Irish Catholic priest, sociologist and hurling manager

Father Harry Bohan is an Irish Catholic priest, sociologist, and former manager of the Clare county hurling team.

The son of Michael Bohan, a Garda Síochána officer, and Bridget Fitzgerald, who ran the pub opened in the 1890s by Bridget's parents Michael and Anne Fitzgerald, Bohan grew up in Feakle, County Clare. He was educated at St Flannan's College in Ennis and studied for the priesthood at Maynooth College. Bohan went on to study sociology in Cardiff, and obtained an MA from the University of Wales. Bohan is now an assistant priest in the Tradaree pastoral area in County Clare.

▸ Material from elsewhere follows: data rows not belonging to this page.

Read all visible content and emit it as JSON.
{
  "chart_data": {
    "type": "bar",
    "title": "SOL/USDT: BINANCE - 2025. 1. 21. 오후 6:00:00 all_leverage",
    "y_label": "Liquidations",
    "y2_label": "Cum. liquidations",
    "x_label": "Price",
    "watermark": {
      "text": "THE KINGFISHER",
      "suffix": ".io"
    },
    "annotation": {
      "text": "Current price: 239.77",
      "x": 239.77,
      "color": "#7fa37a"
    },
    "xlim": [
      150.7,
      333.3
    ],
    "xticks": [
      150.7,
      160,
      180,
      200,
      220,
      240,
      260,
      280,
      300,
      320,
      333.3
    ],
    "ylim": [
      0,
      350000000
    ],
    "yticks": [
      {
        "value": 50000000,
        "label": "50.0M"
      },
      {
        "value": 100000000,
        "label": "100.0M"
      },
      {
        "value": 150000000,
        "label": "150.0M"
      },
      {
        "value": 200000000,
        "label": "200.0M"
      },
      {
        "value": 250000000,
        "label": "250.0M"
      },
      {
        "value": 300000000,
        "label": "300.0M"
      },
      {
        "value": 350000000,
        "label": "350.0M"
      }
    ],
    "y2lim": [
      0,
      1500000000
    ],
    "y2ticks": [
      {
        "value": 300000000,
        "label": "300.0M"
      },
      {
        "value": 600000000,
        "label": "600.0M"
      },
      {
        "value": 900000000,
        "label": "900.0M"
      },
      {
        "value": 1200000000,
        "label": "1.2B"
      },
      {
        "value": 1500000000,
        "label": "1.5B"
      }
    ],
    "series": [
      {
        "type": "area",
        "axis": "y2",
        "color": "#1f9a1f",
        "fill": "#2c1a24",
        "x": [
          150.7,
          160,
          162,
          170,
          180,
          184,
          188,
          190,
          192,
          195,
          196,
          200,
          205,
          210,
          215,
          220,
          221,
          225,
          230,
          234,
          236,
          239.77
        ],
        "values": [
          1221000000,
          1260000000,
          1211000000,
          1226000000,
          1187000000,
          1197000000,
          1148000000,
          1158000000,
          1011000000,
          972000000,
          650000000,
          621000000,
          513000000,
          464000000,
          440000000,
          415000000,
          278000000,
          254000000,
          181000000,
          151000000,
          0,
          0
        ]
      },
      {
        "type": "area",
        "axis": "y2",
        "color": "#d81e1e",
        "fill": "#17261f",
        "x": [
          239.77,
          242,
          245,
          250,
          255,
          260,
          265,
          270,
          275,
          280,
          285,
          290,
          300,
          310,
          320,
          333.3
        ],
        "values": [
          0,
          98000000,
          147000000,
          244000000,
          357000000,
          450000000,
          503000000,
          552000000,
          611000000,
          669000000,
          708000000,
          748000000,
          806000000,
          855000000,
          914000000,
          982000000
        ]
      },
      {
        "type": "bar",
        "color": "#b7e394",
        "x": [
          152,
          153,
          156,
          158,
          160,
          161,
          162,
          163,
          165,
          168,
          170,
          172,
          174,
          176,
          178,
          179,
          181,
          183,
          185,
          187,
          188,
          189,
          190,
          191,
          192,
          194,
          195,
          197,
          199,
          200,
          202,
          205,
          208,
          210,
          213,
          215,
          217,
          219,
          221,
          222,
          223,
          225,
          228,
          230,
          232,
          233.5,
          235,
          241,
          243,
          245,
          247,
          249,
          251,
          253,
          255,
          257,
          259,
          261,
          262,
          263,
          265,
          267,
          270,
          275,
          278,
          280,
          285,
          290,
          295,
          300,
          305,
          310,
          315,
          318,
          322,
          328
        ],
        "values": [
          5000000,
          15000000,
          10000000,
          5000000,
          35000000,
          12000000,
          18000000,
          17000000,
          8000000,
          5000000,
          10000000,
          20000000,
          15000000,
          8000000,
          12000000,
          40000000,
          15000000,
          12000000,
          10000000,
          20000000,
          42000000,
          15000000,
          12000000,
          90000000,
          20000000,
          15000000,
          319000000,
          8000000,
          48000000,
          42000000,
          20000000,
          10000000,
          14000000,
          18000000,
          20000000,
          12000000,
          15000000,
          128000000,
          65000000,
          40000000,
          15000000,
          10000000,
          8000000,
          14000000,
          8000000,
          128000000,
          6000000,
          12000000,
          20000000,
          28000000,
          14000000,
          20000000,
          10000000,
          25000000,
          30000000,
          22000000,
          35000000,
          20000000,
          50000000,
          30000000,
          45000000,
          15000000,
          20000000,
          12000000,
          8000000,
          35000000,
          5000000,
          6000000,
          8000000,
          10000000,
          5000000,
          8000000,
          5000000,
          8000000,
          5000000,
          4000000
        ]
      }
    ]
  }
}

From 1973 to 1980, Bohan was manager of the Clare senior hurling team which won two National Hurling League titles, and more recently served as a selector for manager Anthony Daly. In 2006 he was recognised for his services to hurling by a special award.

A campaigner for Rural Ireland, he set up the Rural Resource Centre, and in 1998 he set up the Ceilfin Centre.

His brother Seamus succeeded their mother as landlord of the family pub in Feakle, which he advertised for sale in 2023.

Fr Harry's nephew Mick is a football coach.

==Publications==
- Swimming Upstream: Finding Positives in a Negative Ireland by Harry Bohan, Columbia University Press, 2013.
- Community and the Soul of Ireland: The Need for Values-based Change by Harry Bohan, 2002.
- The Challenge: Balance between City and Rural Life by Harry Bohan, Studies: An Irish Quarterly Review, Vol. 74, No. 295 (Autumn, 1985), pp. 267–280. Published by: Irish Province of the Society of Jesus.